Aveva un modo singolare di empire il cucchiaio e di empirsi la bocca. Certamente doveva essere il risultato di una lunga abitudine e di uno studio particolare.
Con meravigliosa sveltezza faceva girare il cucchiaio nella calderina in modo da raccogliere la maggior quantità pos sibile di minestra; poi, invece di portarlo alla bocca come facciamo tutti — il che gli sarebbe stato impossibile senza impiastricciarsi il naso — appoggiava delicatamente le labbra sul mucchio della minestra, e alzava il cucchiaio, girandolo rapidamente, eseguendo insomma una curiosa manovra, in virtù della quale, a me pareva, non che egli mangiasse, ma empisse di malta e ghiaia una buca profonda e stretta, con la preoccupazione di far molto presto e di non imbrattarne gli orli.

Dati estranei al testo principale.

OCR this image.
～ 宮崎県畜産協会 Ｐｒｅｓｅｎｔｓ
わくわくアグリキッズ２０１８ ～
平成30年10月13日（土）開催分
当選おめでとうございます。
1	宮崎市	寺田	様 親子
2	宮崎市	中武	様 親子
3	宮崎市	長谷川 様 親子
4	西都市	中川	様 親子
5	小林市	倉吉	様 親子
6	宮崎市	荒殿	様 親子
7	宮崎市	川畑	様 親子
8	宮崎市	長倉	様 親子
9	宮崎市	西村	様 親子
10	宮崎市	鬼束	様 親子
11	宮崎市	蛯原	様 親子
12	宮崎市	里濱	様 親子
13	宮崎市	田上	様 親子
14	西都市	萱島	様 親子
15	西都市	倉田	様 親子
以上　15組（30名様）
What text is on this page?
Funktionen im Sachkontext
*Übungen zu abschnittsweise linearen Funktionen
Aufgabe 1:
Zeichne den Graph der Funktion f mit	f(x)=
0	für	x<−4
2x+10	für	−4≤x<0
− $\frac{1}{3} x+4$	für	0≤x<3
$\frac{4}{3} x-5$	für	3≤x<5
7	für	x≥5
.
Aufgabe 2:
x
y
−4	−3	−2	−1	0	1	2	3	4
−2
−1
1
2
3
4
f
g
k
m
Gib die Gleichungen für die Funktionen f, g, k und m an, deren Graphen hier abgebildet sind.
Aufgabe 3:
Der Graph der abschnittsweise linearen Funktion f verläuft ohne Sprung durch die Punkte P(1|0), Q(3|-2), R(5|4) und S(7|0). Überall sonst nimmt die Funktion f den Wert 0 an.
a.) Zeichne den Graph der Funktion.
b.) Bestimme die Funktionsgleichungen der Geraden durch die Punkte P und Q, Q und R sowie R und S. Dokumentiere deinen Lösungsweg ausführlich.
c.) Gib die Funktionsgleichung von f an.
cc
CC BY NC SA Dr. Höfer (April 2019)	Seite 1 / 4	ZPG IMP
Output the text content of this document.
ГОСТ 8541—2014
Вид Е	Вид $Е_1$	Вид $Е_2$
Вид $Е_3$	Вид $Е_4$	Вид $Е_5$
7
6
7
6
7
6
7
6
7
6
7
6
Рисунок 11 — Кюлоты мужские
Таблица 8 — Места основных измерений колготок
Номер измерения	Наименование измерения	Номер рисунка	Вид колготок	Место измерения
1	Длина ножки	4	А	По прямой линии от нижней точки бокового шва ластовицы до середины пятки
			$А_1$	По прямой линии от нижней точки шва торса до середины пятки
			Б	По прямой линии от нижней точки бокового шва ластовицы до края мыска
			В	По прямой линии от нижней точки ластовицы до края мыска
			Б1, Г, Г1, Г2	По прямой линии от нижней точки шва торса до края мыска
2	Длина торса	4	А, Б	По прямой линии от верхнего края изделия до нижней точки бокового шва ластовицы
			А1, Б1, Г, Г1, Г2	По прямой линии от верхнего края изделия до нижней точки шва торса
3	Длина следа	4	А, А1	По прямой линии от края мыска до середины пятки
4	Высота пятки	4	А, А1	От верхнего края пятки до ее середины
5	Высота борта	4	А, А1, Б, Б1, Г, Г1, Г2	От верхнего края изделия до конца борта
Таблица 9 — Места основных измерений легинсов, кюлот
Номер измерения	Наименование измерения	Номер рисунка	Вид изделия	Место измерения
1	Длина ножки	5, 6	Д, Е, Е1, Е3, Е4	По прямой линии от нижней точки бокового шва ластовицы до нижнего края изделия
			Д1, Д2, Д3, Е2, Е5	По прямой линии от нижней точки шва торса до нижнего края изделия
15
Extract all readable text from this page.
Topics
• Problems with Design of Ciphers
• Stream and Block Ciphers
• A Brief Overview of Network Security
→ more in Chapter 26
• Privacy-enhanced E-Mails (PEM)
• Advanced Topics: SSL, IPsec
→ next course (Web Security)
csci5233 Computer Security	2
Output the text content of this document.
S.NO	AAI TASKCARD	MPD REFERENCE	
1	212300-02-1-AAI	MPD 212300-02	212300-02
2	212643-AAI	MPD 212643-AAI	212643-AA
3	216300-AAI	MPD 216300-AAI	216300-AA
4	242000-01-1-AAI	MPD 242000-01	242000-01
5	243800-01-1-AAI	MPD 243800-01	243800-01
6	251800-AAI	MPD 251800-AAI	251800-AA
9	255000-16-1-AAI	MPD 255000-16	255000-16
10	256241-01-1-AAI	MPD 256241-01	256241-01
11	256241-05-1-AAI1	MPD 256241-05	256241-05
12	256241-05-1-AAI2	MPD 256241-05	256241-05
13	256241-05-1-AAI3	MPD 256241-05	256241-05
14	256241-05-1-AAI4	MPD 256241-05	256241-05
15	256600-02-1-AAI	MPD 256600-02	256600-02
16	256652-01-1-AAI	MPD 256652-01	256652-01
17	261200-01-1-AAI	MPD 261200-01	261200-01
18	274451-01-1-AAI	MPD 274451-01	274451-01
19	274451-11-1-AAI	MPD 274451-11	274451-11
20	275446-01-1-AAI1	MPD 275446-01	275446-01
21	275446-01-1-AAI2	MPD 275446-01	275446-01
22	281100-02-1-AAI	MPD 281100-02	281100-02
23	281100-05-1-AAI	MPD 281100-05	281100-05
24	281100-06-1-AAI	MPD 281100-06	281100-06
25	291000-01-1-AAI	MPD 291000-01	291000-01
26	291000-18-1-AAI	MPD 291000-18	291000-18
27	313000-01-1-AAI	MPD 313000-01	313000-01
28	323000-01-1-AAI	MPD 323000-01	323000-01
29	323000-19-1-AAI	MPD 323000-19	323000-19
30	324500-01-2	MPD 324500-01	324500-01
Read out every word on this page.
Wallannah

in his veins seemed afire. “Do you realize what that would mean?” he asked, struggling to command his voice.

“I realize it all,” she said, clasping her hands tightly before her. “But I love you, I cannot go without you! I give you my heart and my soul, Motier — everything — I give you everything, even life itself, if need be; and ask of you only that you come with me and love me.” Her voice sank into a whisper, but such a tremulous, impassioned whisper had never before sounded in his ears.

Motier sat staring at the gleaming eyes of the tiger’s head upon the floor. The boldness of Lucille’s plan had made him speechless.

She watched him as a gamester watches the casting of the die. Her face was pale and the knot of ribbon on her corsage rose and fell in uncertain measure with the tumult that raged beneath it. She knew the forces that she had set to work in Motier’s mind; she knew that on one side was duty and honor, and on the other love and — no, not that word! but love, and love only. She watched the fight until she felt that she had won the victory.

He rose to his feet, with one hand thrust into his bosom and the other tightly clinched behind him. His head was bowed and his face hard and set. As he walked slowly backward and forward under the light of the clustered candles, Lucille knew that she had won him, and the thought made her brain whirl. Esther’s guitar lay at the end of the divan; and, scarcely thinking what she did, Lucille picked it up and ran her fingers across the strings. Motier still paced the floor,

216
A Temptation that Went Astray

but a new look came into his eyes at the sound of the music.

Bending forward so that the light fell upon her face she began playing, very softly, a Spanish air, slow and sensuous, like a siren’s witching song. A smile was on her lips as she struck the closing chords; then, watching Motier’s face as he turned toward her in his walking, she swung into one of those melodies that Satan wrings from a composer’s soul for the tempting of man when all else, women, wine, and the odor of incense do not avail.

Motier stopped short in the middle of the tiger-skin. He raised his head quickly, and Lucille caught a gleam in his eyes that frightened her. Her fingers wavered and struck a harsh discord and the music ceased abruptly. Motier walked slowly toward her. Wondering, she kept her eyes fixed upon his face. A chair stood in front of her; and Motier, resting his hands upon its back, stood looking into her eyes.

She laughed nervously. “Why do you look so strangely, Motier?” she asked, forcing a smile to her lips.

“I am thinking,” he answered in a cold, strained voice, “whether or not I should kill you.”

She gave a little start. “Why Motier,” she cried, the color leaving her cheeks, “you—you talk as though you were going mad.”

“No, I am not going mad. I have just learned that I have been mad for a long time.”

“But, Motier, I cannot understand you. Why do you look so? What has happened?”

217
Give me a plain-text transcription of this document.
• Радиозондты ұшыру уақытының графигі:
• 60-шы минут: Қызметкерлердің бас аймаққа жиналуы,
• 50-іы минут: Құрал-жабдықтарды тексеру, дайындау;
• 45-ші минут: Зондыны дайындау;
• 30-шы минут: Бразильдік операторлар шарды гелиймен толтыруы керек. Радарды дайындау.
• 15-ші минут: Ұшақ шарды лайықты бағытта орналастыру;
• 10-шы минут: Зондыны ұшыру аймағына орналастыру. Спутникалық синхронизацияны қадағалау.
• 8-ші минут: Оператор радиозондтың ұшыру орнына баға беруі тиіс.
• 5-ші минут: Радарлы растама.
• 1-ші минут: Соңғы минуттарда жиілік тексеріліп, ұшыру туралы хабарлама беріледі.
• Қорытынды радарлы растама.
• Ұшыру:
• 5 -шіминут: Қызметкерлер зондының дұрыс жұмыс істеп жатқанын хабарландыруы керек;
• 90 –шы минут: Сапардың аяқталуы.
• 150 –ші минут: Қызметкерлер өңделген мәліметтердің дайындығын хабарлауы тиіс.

A manovra compita, prima di prepararsi una seconda cucchiaiata, egli alzava la testa e spingeva lo sguardo scrutatore fino in fondo alla strada, che va diritta da piazza del Duomo a piazza Fontana.
Niente! Un sospiro di sollievo, e un’altra cucchiaiata colma come la precedente.
Qualche volta, la donna cercava di risparmiargli pena, tenendo lei gli occhi fissi al punto donde doveva spuntare il tram di ritorno.
— Mangia! non c’è niente!
Ma lui, non si fidava. Un grave timore vegliava su quel formidabile appetito di lavoratore digiuno: il timore di essere colto in flagrante ritardo di mezzo minuto....
Ad ogni cucchiaiata, lo sguardo scrutatore andava, sicuro e pronto, come una palla di fucile, laggiù in fondo alla strada; e involontariamente, inconsciamente forse, la manovra dell’ingozzamento si affrettava sempre più, affannosa come un supplizio.
L’uomo aveva il viso rosso, il collo rosso; di tratto in tratto, per un gesto automatico si asciugava il sudore col rovescio della mano; di tratto in tratto, come i suoi cavalli batteva un piede in terra, e la suola grossissima dello stivale produceva un rumore secco, forte, come lo zoccolo del cavallo.
La donna aveva dei piccoli scatti d’inquietudine repressa.
Con la testina alzata, gli occhioni spalancati, intenti, le manine attaccate ai lembi del pastrano, il fanciullo non parlava, non si moveva; guardava il padre mangiare.
Qualche volta l’uomo chinava gli occhi sul bimbo e tentava sorridergli con le labbra intorpidite, mentre la mano esperta empiva il cucchiaio senza bisogno di essere sorvegliata.
Allora, il visottolo grasso del piccino s’illuminava di gioia, e tutto il corpicciuolo si portava in su con uno slancio di tenerezza, invocando un abbraccio; ma improvvisamente ei si ricordava, girava cautamente gli occhi verso la madre come per interrogarla e tornava tranquillo.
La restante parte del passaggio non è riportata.